Travis Wood has looked a little better of late, but he’s still recovering from a late August slump. Zac Rosscup and Carl Edwards both continue to have tons of potential but haven’t demonstrated it. Tsuyoshi Wada and Trevor Cahill are intriguing potential one-inning guys to me, but who knows how that experiment would turn out (probably not good enough for either to make the playoff roster).

Even if Jason Motte returns, he hadn’t been used in big situations for months leading up to his injury. And Yoervis Medina and Neil Ramirez haven’t even been used since returning to the big club.

On the bright side, walk-off Cody Asche home run aside, Hector Rondon has still looked good. But that leaves us with a grand total of one reliable bullpen arm.

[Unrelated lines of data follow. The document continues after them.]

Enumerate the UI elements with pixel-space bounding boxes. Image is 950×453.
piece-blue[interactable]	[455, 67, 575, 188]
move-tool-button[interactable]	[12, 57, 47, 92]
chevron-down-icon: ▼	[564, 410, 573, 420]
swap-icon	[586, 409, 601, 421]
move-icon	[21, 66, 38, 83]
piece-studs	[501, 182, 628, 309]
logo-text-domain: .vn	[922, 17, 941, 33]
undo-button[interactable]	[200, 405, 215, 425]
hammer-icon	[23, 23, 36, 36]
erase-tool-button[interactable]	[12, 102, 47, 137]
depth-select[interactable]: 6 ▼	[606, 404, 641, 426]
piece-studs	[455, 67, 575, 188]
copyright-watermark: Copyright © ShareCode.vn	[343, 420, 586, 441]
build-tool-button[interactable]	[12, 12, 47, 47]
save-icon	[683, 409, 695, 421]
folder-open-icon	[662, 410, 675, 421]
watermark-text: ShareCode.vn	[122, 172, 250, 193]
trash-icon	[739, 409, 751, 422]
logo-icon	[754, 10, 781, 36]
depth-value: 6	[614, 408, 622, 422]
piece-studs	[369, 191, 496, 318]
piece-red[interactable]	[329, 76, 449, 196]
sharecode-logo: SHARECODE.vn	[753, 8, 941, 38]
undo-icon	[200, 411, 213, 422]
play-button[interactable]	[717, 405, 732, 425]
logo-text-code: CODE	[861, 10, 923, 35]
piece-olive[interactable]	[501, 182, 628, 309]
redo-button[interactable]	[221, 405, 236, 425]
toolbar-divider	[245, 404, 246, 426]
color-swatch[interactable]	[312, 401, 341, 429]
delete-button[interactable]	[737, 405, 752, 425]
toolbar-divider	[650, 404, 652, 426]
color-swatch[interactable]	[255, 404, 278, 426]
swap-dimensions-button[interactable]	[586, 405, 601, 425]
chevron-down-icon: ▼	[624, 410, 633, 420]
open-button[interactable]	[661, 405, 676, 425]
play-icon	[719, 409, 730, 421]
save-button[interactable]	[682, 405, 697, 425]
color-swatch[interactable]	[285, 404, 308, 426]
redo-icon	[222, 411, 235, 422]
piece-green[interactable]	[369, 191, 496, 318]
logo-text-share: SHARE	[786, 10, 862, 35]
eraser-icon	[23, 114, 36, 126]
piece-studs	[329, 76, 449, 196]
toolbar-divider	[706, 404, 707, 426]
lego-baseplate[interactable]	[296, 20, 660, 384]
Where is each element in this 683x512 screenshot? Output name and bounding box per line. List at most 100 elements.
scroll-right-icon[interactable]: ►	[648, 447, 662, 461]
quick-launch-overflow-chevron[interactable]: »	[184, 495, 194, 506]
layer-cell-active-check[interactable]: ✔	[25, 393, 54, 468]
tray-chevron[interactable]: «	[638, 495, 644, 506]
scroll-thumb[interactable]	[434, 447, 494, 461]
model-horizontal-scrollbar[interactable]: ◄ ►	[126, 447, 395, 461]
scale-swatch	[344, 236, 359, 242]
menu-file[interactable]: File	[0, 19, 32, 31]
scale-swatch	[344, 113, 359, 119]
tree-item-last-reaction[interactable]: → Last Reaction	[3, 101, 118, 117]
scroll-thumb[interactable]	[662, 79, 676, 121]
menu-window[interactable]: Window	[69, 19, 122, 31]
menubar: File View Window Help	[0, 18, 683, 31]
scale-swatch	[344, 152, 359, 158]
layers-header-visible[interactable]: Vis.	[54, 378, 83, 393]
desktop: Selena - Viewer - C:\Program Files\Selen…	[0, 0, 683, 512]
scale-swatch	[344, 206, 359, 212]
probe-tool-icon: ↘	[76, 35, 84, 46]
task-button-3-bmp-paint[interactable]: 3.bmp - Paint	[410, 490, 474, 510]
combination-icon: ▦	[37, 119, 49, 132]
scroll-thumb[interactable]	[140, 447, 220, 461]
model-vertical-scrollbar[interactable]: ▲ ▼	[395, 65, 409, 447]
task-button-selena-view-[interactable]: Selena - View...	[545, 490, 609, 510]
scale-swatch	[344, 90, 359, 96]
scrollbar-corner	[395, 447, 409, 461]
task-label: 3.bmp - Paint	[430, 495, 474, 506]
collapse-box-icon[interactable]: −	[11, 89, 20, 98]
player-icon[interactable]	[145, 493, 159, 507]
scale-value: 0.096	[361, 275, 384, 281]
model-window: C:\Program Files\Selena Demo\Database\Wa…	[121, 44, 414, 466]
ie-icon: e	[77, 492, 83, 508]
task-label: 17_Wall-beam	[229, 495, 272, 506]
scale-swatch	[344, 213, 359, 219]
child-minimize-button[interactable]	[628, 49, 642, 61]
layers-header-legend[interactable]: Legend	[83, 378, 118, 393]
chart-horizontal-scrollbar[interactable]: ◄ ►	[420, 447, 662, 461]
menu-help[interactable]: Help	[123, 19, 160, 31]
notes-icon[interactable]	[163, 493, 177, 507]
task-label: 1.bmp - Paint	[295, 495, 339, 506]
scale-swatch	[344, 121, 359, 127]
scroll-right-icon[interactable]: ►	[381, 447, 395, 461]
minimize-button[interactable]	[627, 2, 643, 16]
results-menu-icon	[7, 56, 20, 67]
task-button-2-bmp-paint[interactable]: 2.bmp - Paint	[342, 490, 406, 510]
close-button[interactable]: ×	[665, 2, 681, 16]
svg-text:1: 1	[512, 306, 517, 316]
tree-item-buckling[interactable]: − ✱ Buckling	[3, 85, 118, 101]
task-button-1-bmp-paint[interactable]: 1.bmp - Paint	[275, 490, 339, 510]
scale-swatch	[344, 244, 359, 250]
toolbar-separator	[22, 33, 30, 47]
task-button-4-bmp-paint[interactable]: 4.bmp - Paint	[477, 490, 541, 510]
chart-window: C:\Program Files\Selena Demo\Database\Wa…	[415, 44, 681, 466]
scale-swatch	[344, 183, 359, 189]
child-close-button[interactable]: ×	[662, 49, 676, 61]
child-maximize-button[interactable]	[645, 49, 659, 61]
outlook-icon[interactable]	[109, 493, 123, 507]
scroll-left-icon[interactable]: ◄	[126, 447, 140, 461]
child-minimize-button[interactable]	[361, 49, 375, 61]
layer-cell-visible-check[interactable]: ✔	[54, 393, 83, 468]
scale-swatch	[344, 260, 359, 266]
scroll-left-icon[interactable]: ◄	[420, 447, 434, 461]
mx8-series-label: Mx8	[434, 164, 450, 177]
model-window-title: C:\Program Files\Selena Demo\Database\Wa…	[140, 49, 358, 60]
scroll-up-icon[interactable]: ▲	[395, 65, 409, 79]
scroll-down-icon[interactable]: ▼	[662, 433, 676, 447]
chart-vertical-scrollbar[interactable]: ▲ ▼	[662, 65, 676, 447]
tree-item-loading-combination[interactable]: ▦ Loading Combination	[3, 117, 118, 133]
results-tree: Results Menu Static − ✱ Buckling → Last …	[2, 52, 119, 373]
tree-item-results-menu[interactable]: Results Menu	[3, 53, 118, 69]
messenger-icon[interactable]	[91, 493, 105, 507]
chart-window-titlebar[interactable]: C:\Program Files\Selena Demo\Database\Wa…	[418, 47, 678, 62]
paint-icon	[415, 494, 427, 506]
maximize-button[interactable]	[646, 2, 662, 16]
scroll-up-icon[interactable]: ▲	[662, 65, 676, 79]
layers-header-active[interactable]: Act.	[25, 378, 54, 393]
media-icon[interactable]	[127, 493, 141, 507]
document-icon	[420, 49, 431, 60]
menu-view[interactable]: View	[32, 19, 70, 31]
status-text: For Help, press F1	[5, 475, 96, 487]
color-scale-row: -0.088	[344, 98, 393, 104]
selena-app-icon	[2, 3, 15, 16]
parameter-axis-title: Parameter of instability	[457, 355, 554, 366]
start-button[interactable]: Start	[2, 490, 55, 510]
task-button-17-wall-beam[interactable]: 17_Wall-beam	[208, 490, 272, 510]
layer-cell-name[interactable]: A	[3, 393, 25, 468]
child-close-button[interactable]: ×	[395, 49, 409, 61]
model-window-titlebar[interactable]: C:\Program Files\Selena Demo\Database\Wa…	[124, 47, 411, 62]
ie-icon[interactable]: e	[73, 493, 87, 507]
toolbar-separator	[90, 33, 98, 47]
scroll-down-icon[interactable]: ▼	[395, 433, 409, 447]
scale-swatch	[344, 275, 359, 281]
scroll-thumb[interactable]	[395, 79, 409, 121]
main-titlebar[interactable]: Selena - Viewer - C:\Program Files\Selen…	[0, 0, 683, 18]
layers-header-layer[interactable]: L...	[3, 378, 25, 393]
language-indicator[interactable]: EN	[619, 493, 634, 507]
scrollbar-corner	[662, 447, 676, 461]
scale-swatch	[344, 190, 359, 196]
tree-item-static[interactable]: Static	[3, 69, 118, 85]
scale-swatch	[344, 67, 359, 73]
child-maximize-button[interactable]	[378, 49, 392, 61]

To me, the most critical piece is Justin Grimm. In his last seven outings, he has a 10.13 ERA in 5 1/3 innings with six walks and two home runs. For a guy who has been a near elite reliever the last two years, those numbers are ludicrous. If Grimm can revert to form, that changes the entire dynamic of the bullpen by alleviating pressure on Pedro Strop and unproven high-leverage guys like Richard and Rodney.

Hopefully, it turns out that Grimm and Strop are just going through a small slump and will turn it around before the Wild Card game. Right now, I’m just worried they don’t have enough time to do so.

So as much as I tell myself not to be, here I am with my finger hovering over the panic button. Close to being ready to push it.

(Hey, I made it through this whole article without jumping to the easy pun of “the bullpen’s looking “grim!”” Well, until now. Still counts!)